The Ghost in the Shell that was released in 1995 remains an extremely relevant commentary on the advancement of technology and the meaning of personal identity. Layered underneath a cyber detective story are intense philosophical questions that have still not been answered in modern society. The only mistake the original made was in the delivery. The surface plot was an entertaining mystery with plenty of action throughout, but the underlying themes were explained largely through exposition. A lot of exposition. At times it felt like you were being hit over the head with a technological ethics stick.

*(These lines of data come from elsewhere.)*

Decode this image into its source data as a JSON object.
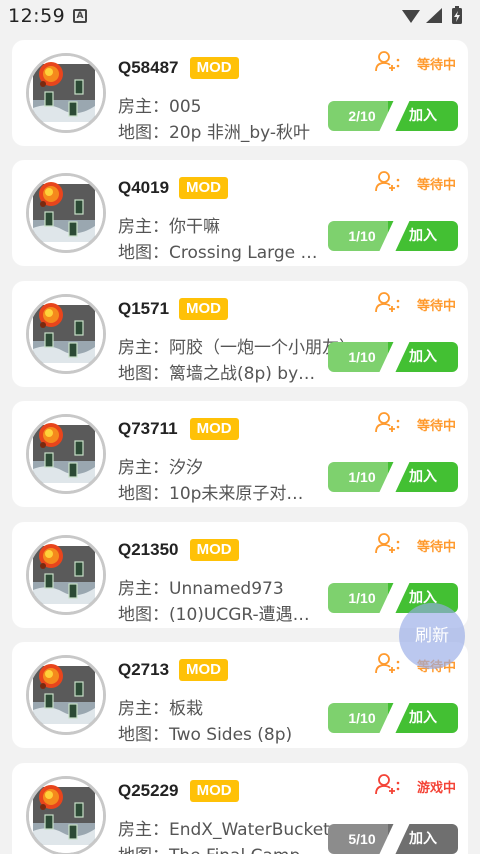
{
  "status_bar": {
    "time": "12:59",
    "notif_letter": "A"
  },
  "common": {
    "host_prefix": "房主：",
    "map_prefix": "地图：",
    "mod": "MOD",
    "join": "加入"
  },
  "rooms": [
    {
      "id": "Q58487",
      "host": "005",
      "map": "20p 非洲_by-秋叶",
      "status": "等待中",
      "count": "2/10"
    },
    {
      "id": "Q4019",
      "host": "你干嘛",
      "map": "Crossing Large …",
      "status": "等待中",
      "count": "1/10"
    },
    {
      "id": "Q1571",
      "host": "阿胶（一炮一个小朋友）",
      "map": "篱墙之战(8p) by…",
      "status": "等待中",
      "count": "1/10"
    },
    {
      "id": "Q73711",
      "host": "汐汐",
      "map": "10p未来原子对…",
      "status": "等待中",
      "count": "1/10"
    },
    {
      "id": "Q21350",
      "host": "Unnamed973",
      "map": "(10)UCGR-遭遇…",
      "status": "等待中",
      "count": "1/10"
    },
    {
      "id": "Q2713",
      "host": "板栽",
      "map": "Two Sides (8p)",
      "status": "等待中",
      "count": "1/10"
    },
    {
      "id": "Q25229",
      "host": "EndX_WaterBucket",
      "map": "The Final Camp…",
      "status": "游戏中",
      "count": "5/10"
    }
  ],
  "refresh_label": "刷新",
  "colors": {
    "waiting": "#ff9a2e",
    "playing": "#f44336",
    "join_green": "#43c033",
    "mod_badge": "#ffc107"
  }
}
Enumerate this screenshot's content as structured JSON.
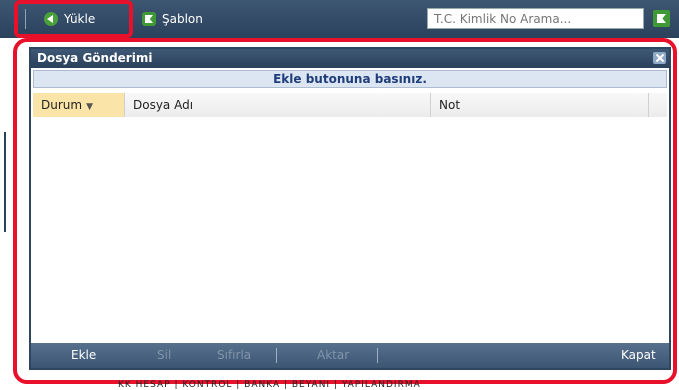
{
  "toolbar": {
    "load_label": "Yükle",
    "template_label": "Şablon",
    "search_placeholder": "T.C. Kimlik No Arama..."
  },
  "dialog": {
    "title": "Dosya Gönderimi",
    "info_message": "Ekle butonuna basınız.",
    "columns": [
      "Durum",
      "Dosya Adı",
      "Not"
    ],
    "footer": {
      "add_label": "Ekle",
      "delete_label": "Sil",
      "reset_label": "Sıfırla",
      "transfer_label": "Aktar",
      "close_label": "Kapat"
    }
  },
  "background": {
    "bottom_text": "KK  HESAP  |  KONTROL  |  BANKA  |  BEYANI  |  YAPILANDIRMA"
  },
  "colors": {
    "highlight": "#e8102a",
    "toolbar": "#2b425c",
    "sorted_column": "#fbe4a8"
  }
}
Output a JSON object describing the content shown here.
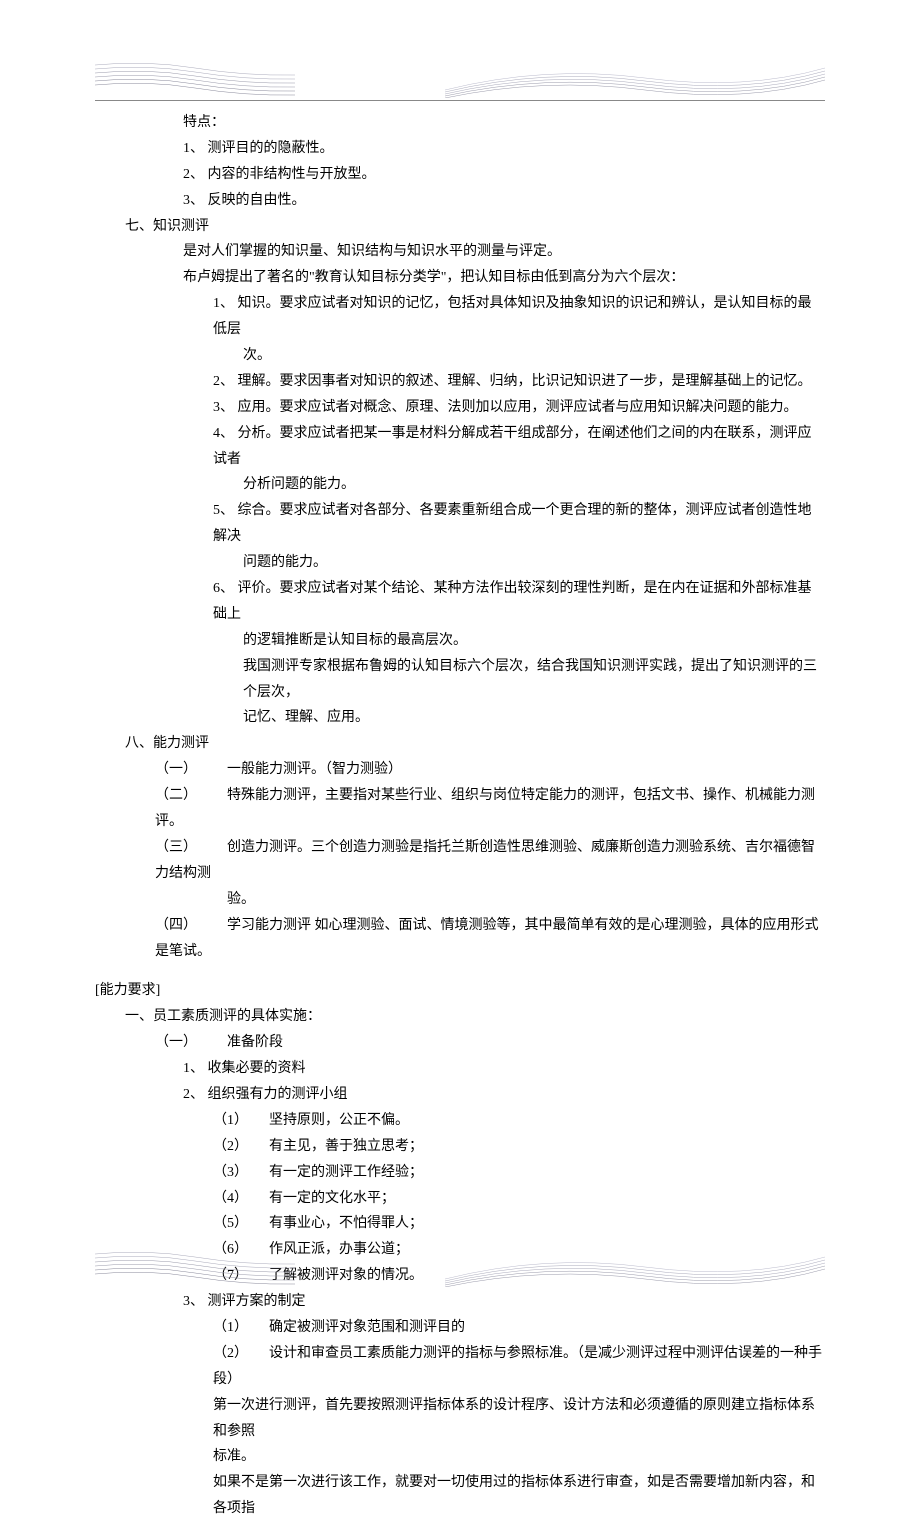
{
  "section_top": {
    "features_label": "特点：",
    "features": [
      "1、 测评目的的隐蔽性。",
      "2、 内容的非结构性与开放型。",
      "3、 反映的自由性。"
    ]
  },
  "section7": {
    "heading": "七、知识测评",
    "intro1": "是对人们掌握的知识量、知识结构与知识水平的测量与评定。",
    "intro2": "布卢姆提出了著名的\"教育认知目标分类学\"，把认知目标由低到高分为六个层次：",
    "items": [
      {
        "num": "1、",
        "a": "知识。要求应试者对知识的记忆，包括对具体知识及抽象知识的识记和辨认，是认知目标的最低层",
        "b": "次。"
      },
      {
        "num": "2、",
        "a": "理解。要求因事者对知识的叙述、理解、归纳，比识记知识进了一步，是理解基础上的记忆。"
      },
      {
        "num": "3、",
        "a": "应用。要求应试者对概念、原理、法则加以应用，测评应试者与应用知识解决问题的能力。"
      },
      {
        "num": "4、",
        "a": "分析。要求应试者把某一事是材料分解成若干组成部分，在阐述他们之间的内在联系，测评应试者",
        "b": "分析问题的能力。"
      },
      {
        "num": "5、",
        "a": "综合。要求应试者对各部分、各要素重新组合成一个更合理的新的整体，测评应试者创造性地解决",
        "b": "问题的能力。"
      },
      {
        "num": "6、",
        "a": "评价。要求应试者对某个结论、某种方法作出较深刻的理性判断，是在内在证据和外部标准基础上",
        "b": "的逻辑推断是认知目标的最高层次。"
      }
    ],
    "tail1": "我国测评专家根据布鲁姆的认知目标六个层次，结合我国知识测评实践，提出了知识测评的三个层次，",
    "tail2": "记忆、理解、应用。"
  },
  "section8": {
    "heading": "八、能力测评",
    "items": [
      {
        "label": "（一）",
        "text": "一般能力测评。（智力测验）"
      },
      {
        "label": "（二）",
        "text": "特殊能力测评，主要指对某些行业、组织与岗位特定能力的测评，包括文书、操作、机械能力测评。"
      },
      {
        "label": "（三）",
        "text": "创造力测评。三个创造力测验是指托兰斯创造性思维测验、威廉斯创造力测验系统、吉尔福德智力结构测",
        "text2": "验。"
      },
      {
        "label": "（四）",
        "text": "学习能力测评 如心理测验、面试、情境测验等，其中最简单有效的是心理测验，具体的应用形式是笔试。"
      }
    ]
  },
  "ability_req": {
    "heading": "[能力要求]",
    "sub1": "一、员工素质测评的具体实施：",
    "prep_label": "（一）",
    "prep_text": "准备阶段",
    "g1_label": "1、",
    "g1_text": "收集必要的资料",
    "g2_label": "2、",
    "g2_text": "组织强有力的测评小组",
    "g2_items": [
      {
        "n": "（1）",
        "t": "坚持原则，公正不偏。"
      },
      {
        "n": "（2）",
        "t": "有主见，善于独立思考；"
      },
      {
        "n": "（3）",
        "t": "有一定的测评工作经验；"
      },
      {
        "n": "（4）",
        "t": "有一定的文化水平；"
      },
      {
        "n": "（5）",
        "t": "有事业心，不怕得罪人；"
      },
      {
        "n": "（6）",
        "t": "作风正派，办事公道；"
      },
      {
        "n": "（7）",
        "t": "了解被测评对象的情况。"
      }
    ],
    "g3_label": "3、",
    "g3_text": "测评方案的制定",
    "g3_1_n": "（1）",
    "g3_1_t": "确定被测评对象范围和测评目的",
    "g3_2_n": "（2）",
    "g3_2_t": "设计和审查员工素质能力测评的指标与参照标准。（是减少测评过程中测评估误差的一种手段）",
    "g3_p1a": "第一次进行测评，首先要按照测评指标体系的设计程序、设计方法和必须遵循的原则建立指标体系和参照",
    "g3_p1b": "标准。",
    "g3_p2": "如果不是第一次进行该工作，就要对一切使用过的指标体系进行审查，如是否需要增加新内容，和各项指"
  }
}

What the film did better: The modern version does away with all that, opting for a much more subtle touch. The new Ghost in the Shell does this by presenting a narrative about a woman who has been transferred into an android body without her consent. Over the course of the film, she discovers that she is not who she has been led to believe she is. As a result, we are able to make more of an emotional connection to the protagonist. It tackles the same heady topics as the original, but never feels like a lecture from an overly intellectual headmaster.

Ghost in the Shell is, by far, the most controversial film on this list. Upon the announcement of Scarlett Johansson being cast in the lead role of “Major” Motoko Kusanagi, traditionally thought of as being Japanese, there were immediate accusations of producers whitewashing the character. Sadly, these accusations turned out to be accurate, and every step that Paramount took to remedy the fault made things exponentially worse. That combined with the extreme levels of nostalgia that many feel toward the source material meant Ghost in the Shell was fighting an uphill battle before it even started filming. Paramount executive Kyle Davies admitted this to CBS News:

“I think the conversation regarding casting impacted the reviews. You’ve got a movie that is very important to the fanboys since it’s based on a Japanese anime movie."

These problems, plus a story that felt cut down from what it was intended to be, meant the live-action Ghost in the Shell has lost a lot of money for the studio and will most likely fade out of public memory as just another failed adaptation of a beloved classic.

Watch the full trailer below.

This list is sure to ruffle some feathers and not everyone will agree, but let's be clear: The success of the adaptation in no way diminishes the quality of the original. You are free to enjoy the source material for these fine productions with the same amount of awe and childlike glee as you always have. However, if you stop and let yourself be open to the possibility that something great can grow from that which you treasure, you might just find a truly beautiful adaptation.